A full time tech support job is, for the most part, an extended roller coaster ride with more down slopes than up. People who are drawn to this work are generally sharp, eager to assist, and take pride in their ability to debug. The down side is that, day after day, it’s grueling. There’s always a percentage of people who would just as soon smash the machine and go back to their trusty Selectrics. They aren’t always happy or polite with the friendly tech who comes to help them.

But the most debilitating aspect of the work is that support techs don’t manage their workload. It’s randomly and recklessly assigned by the varying needs of their co-workers and the stability of their systems. They never know when they’re going to walk in the office to find the donor database is crashed, or the internet line is down. The emails come in, the phone rings, and, to the people calling, everything is a crisis. Or it certainly seems that way. The end result is that career support techs often develop a sense of powerlessness in their work, and the longer it goes on, the less able they are to take proactive action and control of their jobs.

So here are two complimentary actions that can be taken to brighten the life and lighten the load of the support tech.

1. Deploy a trouble ticket system.

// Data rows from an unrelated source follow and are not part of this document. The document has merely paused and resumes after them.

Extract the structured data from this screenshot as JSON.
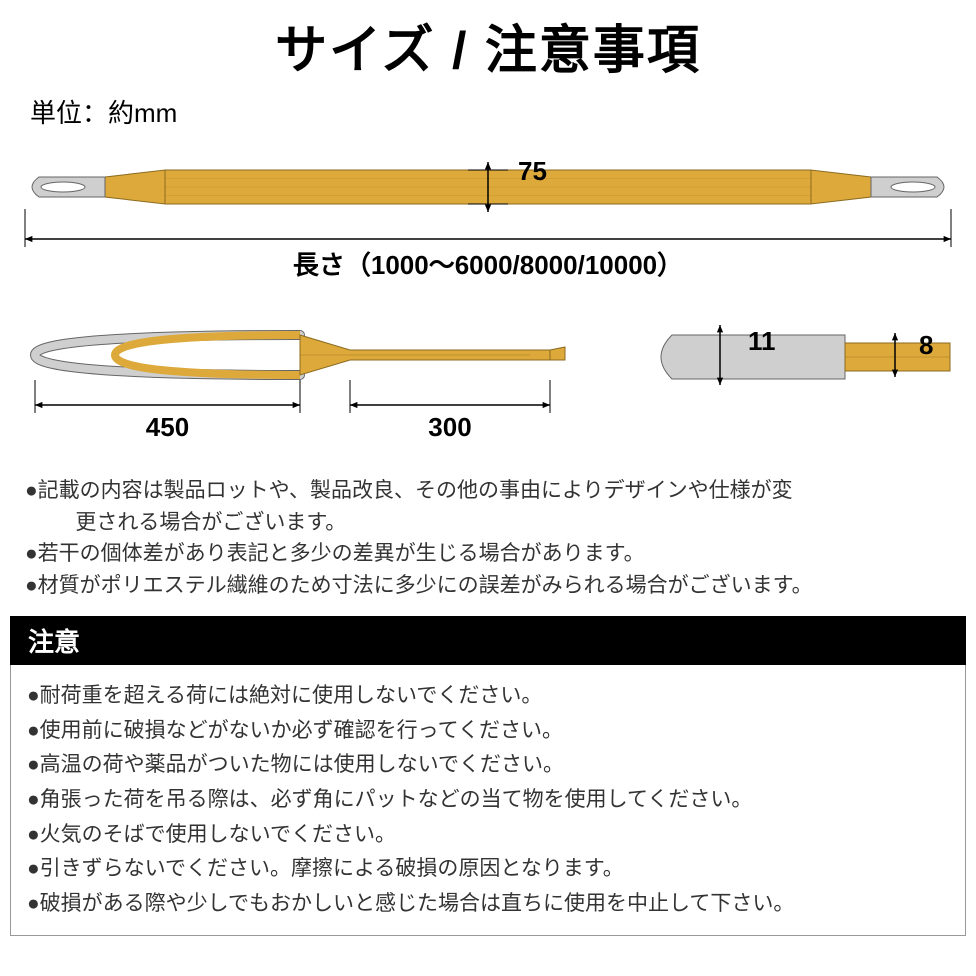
{
  "title": "サイズ / 注意事項",
  "unit_label": "単位：約mm",
  "diagram": {
    "sling_color": "#dda93a",
    "sling_stroke": "#8a6a1f",
    "sleeve_color": "#cfcfcf",
    "sleeve_stroke": "#666666",
    "dim_color": "#000000",
    "dim_fontsize": 26,
    "width_label": "75",
    "length_label": "長さ（1000～6000/8000/10000）",
    "loop_length_label": "450",
    "taper_length_label": "300",
    "side_thick_label": "11",
    "side_thin_label": "8"
  },
  "notes": [
    "●記載の内容は製品ロットや、製品改良、その他の事由によりデザインや仕様が変",
    "　更される場合がございます。",
    "●若干の個体差があり表記と多少の差異が生じる場合があります。",
    "●材質がポリエステル繊維のため寸法に多少にの誤差がみられる場合がございます。"
  ],
  "caution_header": "注意",
  "caution_lines": [
    "●耐荷重を超える荷には絶対に使用しないでください。",
    "●使用前に破損などがないか必ず確認を行ってください。",
    "●高温の荷や薬品がついた物には使用しないでください。",
    "●角張った荷を吊る際は、必ず角にパットなどの当て物を使用してください。",
    "●火気のそばで使用しないでください。",
    "●引きずらないでください。摩擦による破損の原因となります。",
    "●破損がある際や少しでもおかしいと感じた場合は直ちに使用を中止して下さい。"
  ]
}
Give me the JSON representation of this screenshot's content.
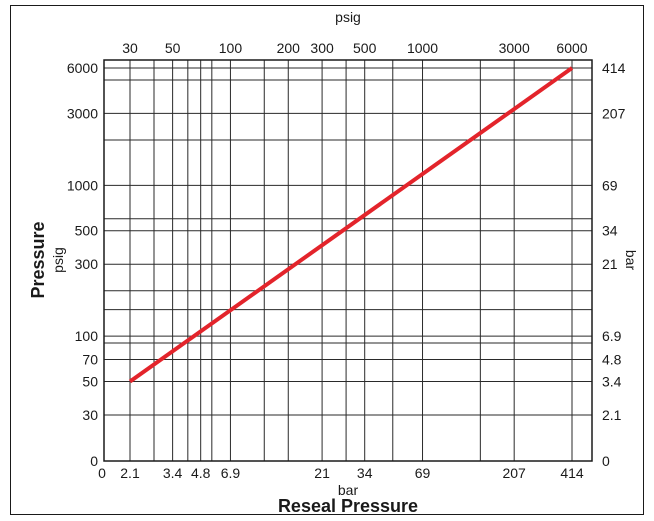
{
  "chart_data": {
    "type": "line",
    "xlabel": "Reseal Pressure",
    "ylabel": "Pressure",
    "x_axis": {
      "scale": "log",
      "top_unit": "psig",
      "bottom_unit": "bar",
      "top_ticks": [
        {
          "value": 30,
          "label": "30"
        },
        {
          "value": 50,
          "label": "50"
        },
        {
          "value": 100,
          "label": "100"
        },
        {
          "value": 200,
          "label": "200"
        },
        {
          "value": 300,
          "label": "300"
        },
        {
          "value": 500,
          "label": "500"
        },
        {
          "value": 1000,
          "label": "1000"
        },
        {
          "value": 3000,
          "label": "3000"
        },
        {
          "value": 6000,
          "label": "6000"
        }
      ],
      "bottom_ticks": [
        {
          "value": 0,
          "label": "0"
        },
        {
          "value": 30,
          "label": "2.1"
        },
        {
          "value": 50,
          "label": "3.4"
        },
        {
          "value": 70,
          "label": "4.8"
        },
        {
          "value": 100,
          "label": "6.9"
        },
        {
          "value": 300,
          "label": "21"
        },
        {
          "value": 500,
          "label": "34"
        },
        {
          "value": 1000,
          "label": "69"
        },
        {
          "value": 3000,
          "label": "207"
        },
        {
          "value": 6000,
          "label": "414"
        }
      ]
    },
    "y_axis": {
      "scale": "log",
      "left_unit": "psig",
      "right_unit": "bar",
      "left_ticks": [
        {
          "value": 6000,
          "label": "6000"
        },
        {
          "value": 3000,
          "label": "3000"
        },
        {
          "value": 1000,
          "label": "1000"
        },
        {
          "value": 500,
          "label": "500"
        },
        {
          "value": 300,
          "label": "300"
        },
        {
          "value": 100,
          "label": "100"
        },
        {
          "value": 70,
          "label": "70"
        },
        {
          "value": 50,
          "label": "50"
        },
        {
          "value": 30,
          "label": "30"
        },
        {
          "value": 0,
          "label": "0"
        }
      ],
      "right_ticks": [
        {
          "value": 6000,
          "label": "414"
        },
        {
          "value": 3000,
          "label": "207"
        },
        {
          "value": 1000,
          "label": "69"
        },
        {
          "value": 500,
          "label": "34"
        },
        {
          "value": 300,
          "label": "21"
        },
        {
          "value": 100,
          "label": "6.9"
        },
        {
          "value": 70,
          "label": "4.8"
        },
        {
          "value": 50,
          "label": "3.4"
        },
        {
          "value": 30,
          "label": "2.1"
        },
        {
          "value": 0,
          "label": "0"
        }
      ]
    },
    "grid": true,
    "series": [
      {
        "color": "#e3242b",
        "x": [
          30,
          6000
        ],
        "y": [
          50,
          6000
        ]
      }
    ]
  }
}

And make sure that it meets these specifications:

  • Incredibly easy for staff to use. Web-based, linked from their desktop, with, ideally, three fields: Name, priority and problem. The software has to be able to grab additional information automatically, such as the time that the ticket was submitted, and, optimally, the user’s department, location and title, but the key point is that people won’t use the system if the system is too annoying to use.

  • Every update is automatically emailed to the user and the tech. This is critical. What an automated trouble ticket does best is to inform the customer that their issues are being addressed. Without this communication in place, what stands out in user’s minds are the tickets that haven’t been resolved. Confirmations of the fixes, sent as they occur, validate the high rate of responsiveness that most help desks maintain.

  • Be clear that the scope of the problem will influence the response time. Fixes that require spending or input from multiple parties are not slam dunks. This communication might warrant additional checkboxes on the submission form for “requires budget” or “requires additional approvals”, but formalizing this information helps the customer know that their issue hasn’t just been dropped by the tech.

  • Have a default technical staff view that puts open tickets on top. In environments where the telephone is the primary support funnel, things get forgotten, no matter how good and organized the tech is.

There’s more to it – good ticket systems feed into, and include links to additional support resources. And they don’t replace the telephone – IT has to be readily available. But there should be an understanding that users follow up phone calls with tickets. These are the key strategies that help the seemingly unmanageable stream of support calls fall in line.

2. Allow the support staff to breathe. There has to be an understanding, primarily understood by the support tech, but reinforced by his or her manager, teammates and staff, that only emergencies demand emergency response times. In fact, treating every call as an equally important, must be fixed immediately situation is a strategy for failure. Support Techs need to do effective triage, and put aside time to analyze and act proactively to solve user problems. If they deal with the same questions over and over, they have to write and publish the solutions. If the calls indicate a common problem that can be solved with a better application or an upgrade, they need to be able to step back and assess that. Smart managers will enforce this measured approach. At first, it will go against the grain of service-oriented staff, but it’s a must, because the measured response begets the more comprehensive solution to any problem.